If banks are essential utilities, why not treat them as such? Better yet, why should they not be publicly-owned? Privatization inevitably leads to an oligarchical concentration of power. I believe that anything that is necessary for society to function should be in the hands of the people, and beyond that is where private industry should take over.

Nobody thinks that utility-operating companies – whether in transport, such as railways, in energy, such as electricity, or telephone or water – are too big to fail. If they lose enough money and go bust, then, if another company cannot be found to take over the franchise, the government steps in to take over the operations. They keep the capital and (most of) the workers to continue running the utility. No one would think that it would make any sense to rip up the railway lines, electricity pylons, or water pipes, to sell them for scrap, and to push the skilled workers into unemployment. Nor is there any worry about utilities being too-big-to-fail.

Why is banking different?

The key reason is that its capital is fungible and can be quickly redeployed, unlike the water pipes, power stations, etc., of the utilities. The real danger with banking is the bankers’ ability to “gamble for resurrection”. With limited downsides from failure but enjoying the spoils from success, it is in the interest of both bankers and their shareholders to take on more risk than is socially desirable, especially when their stake in the business has already been eroded by losses. By the time that the bank has clearly become technically insolvent, it may well have run up far greater losses than any ordinary utility could aspire to emulate.
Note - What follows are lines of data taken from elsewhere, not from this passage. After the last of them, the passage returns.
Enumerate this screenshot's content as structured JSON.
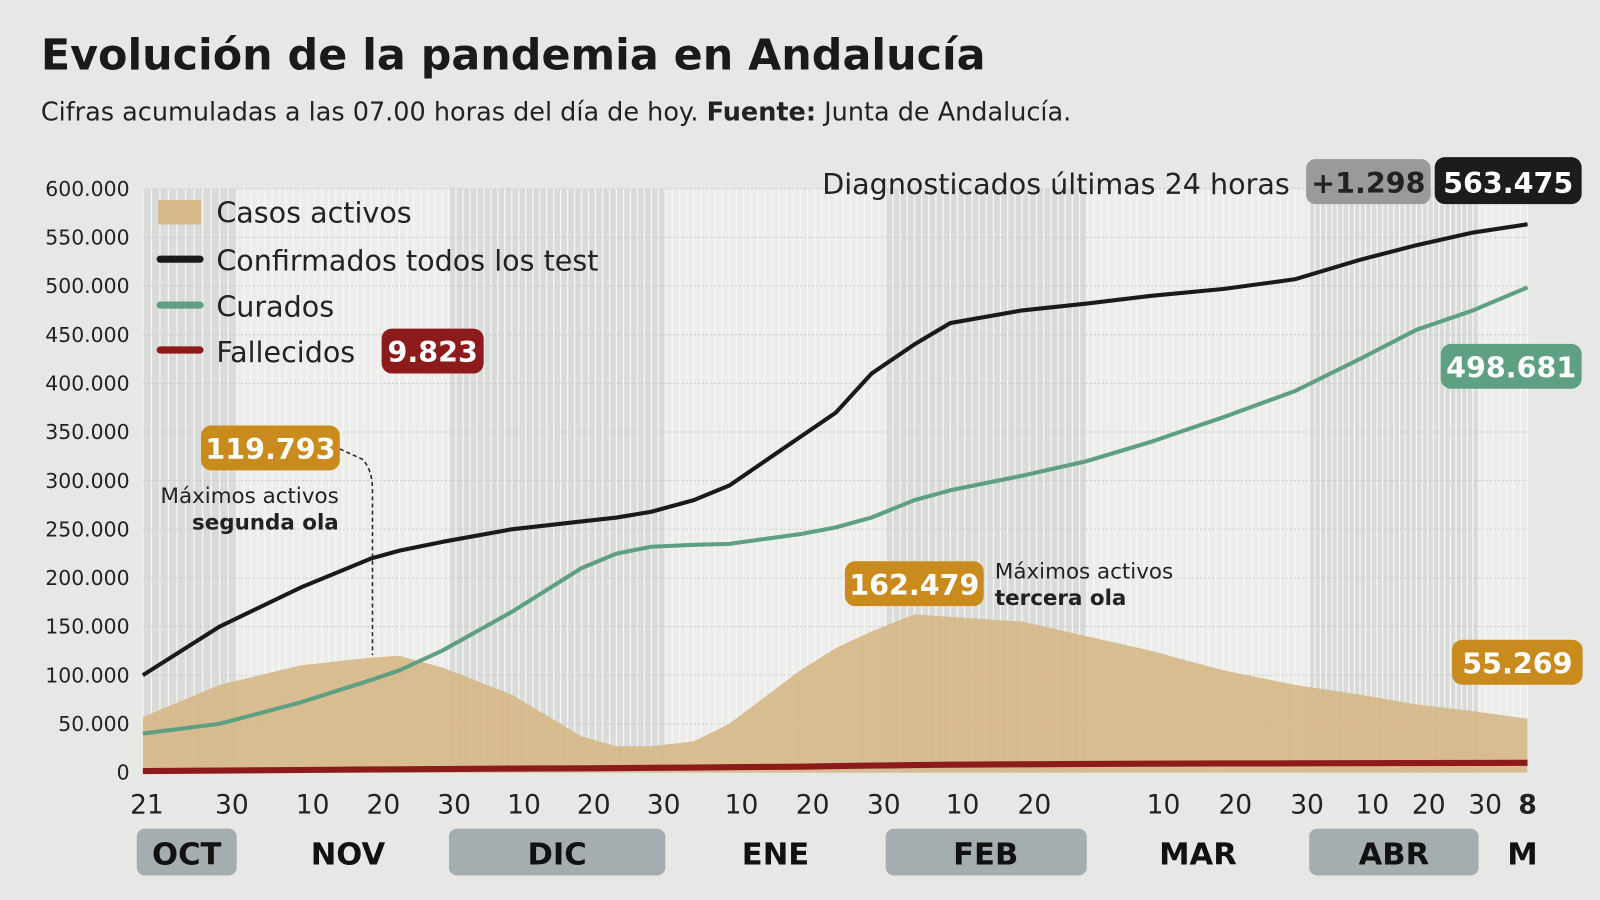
{
  "title": "Evolución de la pandemia en Andalucía",
  "subtitle_pre": "Cifras acumuladas a las 07.00 horas del día de hoy.",
  "subtitle_bold": "Fuente:",
  "subtitle_post": "Junta de Andalucía.",
  "header_right": {
    "label": "Diagnosticados últimas 24 horas",
    "delta": "+1.298",
    "total": "563.475"
  },
  "colors": {
    "background": "#e7e8e5",
    "activos": "#d6b889",
    "confirmados": "#1a1a1a",
    "curados": "#5f9f82",
    "fallecidos": "#8e1b1b",
    "highlight": "#c98a1e"
  },
  "annotations": {
    "fallecidos_badge": "9.823",
    "curados_badge": "498.681",
    "activos_last_badge": "55.269",
    "second_wave_value": "119.793",
    "second_wave_text": "Máximos activos",
    "second_wave_bold": "segunda ola",
    "third_wave_value": "162.479",
    "third_wave_text": "Máximos activos",
    "third_wave_bold": "tercera ola"
  },
  "chart_data": {
    "type": "line",
    "title": "Evolución de la pandemia en Andalucía",
    "xlabel": "",
    "ylabel": "",
    "ylim": [
      0,
      600000
    ],
    "grid": true,
    "legend_position": "top-left",
    "y_ticks": [
      "0",
      "50.000",
      "100.000",
      "150.000",
      "200.000",
      "250.000",
      "300.000",
      "350.000",
      "400.000",
      "450.000",
      "500.000",
      "550.000",
      "600.000"
    ],
    "x_ticks": [
      {
        "date": "2020-10-21",
        "label": "21"
      },
      {
        "date": "2020-10-30",
        "label": "30"
      },
      {
        "date": "2020-11-10",
        "label": "10"
      },
      {
        "date": "2020-11-20",
        "label": "20"
      },
      {
        "date": "2020-11-30",
        "label": "30"
      },
      {
        "date": "2020-12-10",
        "label": "10"
      },
      {
        "date": "2020-12-20",
        "label": "20"
      },
      {
        "date": "2020-12-30",
        "label": "30"
      },
      {
        "date": "2021-01-10",
        "label": "10"
      },
      {
        "date": "2021-01-20",
        "label": "20"
      },
      {
        "date": "2021-01-30",
        "label": "30"
      },
      {
        "date": "2021-02-10",
        "label": "10"
      },
      {
        "date": "2021-02-20",
        "label": "20"
      },
      {
        "date": "2021-03-10",
        "label": "10"
      },
      {
        "date": "2021-03-20",
        "label": "20"
      },
      {
        "date": "2021-03-30",
        "label": "30"
      },
      {
        "date": "2021-04-10",
        "label": "10"
      },
      {
        "date": "2021-04-20",
        "label": "20"
      },
      {
        "date": "2021-04-30",
        "label": "30"
      },
      {
        "date": "2021-05-08",
        "label": "8"
      }
    ],
    "months": [
      {
        "label": "OCT",
        "shaded": true
      },
      {
        "label": "NOV",
        "shaded": false
      },
      {
        "label": "DIC",
        "shaded": true
      },
      {
        "label": "ENE",
        "shaded": false
      },
      {
        "label": "FEB",
        "shaded": true
      },
      {
        "label": "MAR",
        "shaded": false
      },
      {
        "label": "ABR",
        "shaded": true
      },
      {
        "label": "M",
        "shaded": false
      }
    ],
    "dates": [
      "2020-10-21",
      "2020-10-30",
      "2020-11-10",
      "2020-11-20",
      "2020-11-24",
      "2020-11-30",
      "2020-12-10",
      "2020-12-20",
      "2020-12-25",
      "2020-12-30",
      "2021-01-05",
      "2021-01-10",
      "2021-01-20",
      "2021-01-25",
      "2021-01-30",
      "2021-02-05",
      "2021-02-10",
      "2021-02-20",
      "2021-03-01",
      "2021-03-10",
      "2021-03-20",
      "2021-03-30",
      "2021-04-10",
      "2021-04-20",
      "2021-04-30",
      "2021-05-08"
    ],
    "series": [
      {
        "name": "Casos activos",
        "kind": "area",
        "values": [
          57000,
          90000,
          110000,
          118000,
          119793,
          108000,
          80000,
          37000,
          27000,
          27000,
          32000,
          50000,
          105000,
          128000,
          145000,
          162479,
          160000,
          155000,
          140000,
          125000,
          105000,
          90000,
          80000,
          70000,
          63000,
          55269
        ]
      },
      {
        "name": "Confirmados todos los test",
        "kind": "line",
        "values": [
          100000,
          150000,
          190000,
          220000,
          228000,
          237000,
          250000,
          258000,
          262000,
          268000,
          280000,
          295000,
          345000,
          370000,
          410000,
          440000,
          462000,
          475000,
          482000,
          490000,
          497000,
          507000,
          527000,
          542000,
          555000,
          563475
        ]
      },
      {
        "name": "Curados",
        "kind": "line",
        "values": [
          40000,
          50000,
          72000,
          95000,
          105000,
          125000,
          165000,
          210000,
          225000,
          232000,
          234000,
          235000,
          245000,
          252000,
          262000,
          280000,
          290000,
          305000,
          320000,
          340000,
          365000,
          392000,
          425000,
          455000,
          475000,
          498681
        ]
      },
      {
        "name": "Fallecidos",
        "kind": "line",
        "values": [
          1500,
          2000,
          2500,
          3000,
          3200,
          3500,
          4000,
          4300,
          4500,
          4700,
          5000,
          5300,
          6000,
          6500,
          7000,
          7600,
          8000,
          8400,
          8700,
          9000,
          9200,
          9350,
          9500,
          9650,
          9750,
          9823
        ]
      }
    ]
  }
}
The Meaning of Utopias. I was struck by this quote from Marcuse at the beginning of the article:

Even among bourgeois economists, there is hardly a serious thinker who will deny that it is possible, by means of currently existing material and intellectual forces of production, to put an end to hunger and poverty, and that the present state of things is due to the socio-political organization of the world.

In a sentence, Marcuse explains why technological innovations won’t save us – we already have invented enough things to live in a state of perpetual comfort. Think about it - we have robots that can build our goods, we can make fuel from plants and harvest electricity from sunlight and wind right now. Two hundred years ago, these would be considered miracles, and in fact, futurists believed they would lead to a utopia for the average man. Instead we live in a global system on the verge of collapse due to dysfunctional social, political and economic systems, particularly an economic system which demands perpetual growth, resource exploitation without bounds, low labor costs and increasing efficiency, concentrating wealth into fewer and fewer hands. Riots are breaking out around the world, billions live in poverty, hunger and obesity stand side-by-side, people are forced to work long hours in alienating jobs even as there is massive and endemic unemployment, and a small oligarchy lives in sybaritic luxury and purchases the political system like they purchase corporations. Until that changes, no invention will matter, because it will be introduced into a system that will take any innovation and twist it to become more detrimental than beneficial. Look at the internet, which went from a terrific medium of communication to a cesspool of spam, pornography, gambling, viruses, pop-up ads, spyware, cookies, wipeout screens and censorship. Another example is how all the new digital technology, instead of liberating us, is forcing us to work over our holidays and allowing a massive surveillance state to be constructed around the world, even in ‘free’ countries. Unfortunately, I see no way to change the system aside from outright collapse. Failure is built in to the system.


Somewhat related to that is Ronald Wright’s idea of Progress Traps:

A progress trap is the condition human societies experience when, in pursuing progress through human ingenuity, they inadvertently introduce problems they do not have the resources or political will to solve, for fear of short-term losses in status, stability or quality of life. This prevents further progress and sometimes leads to collapse.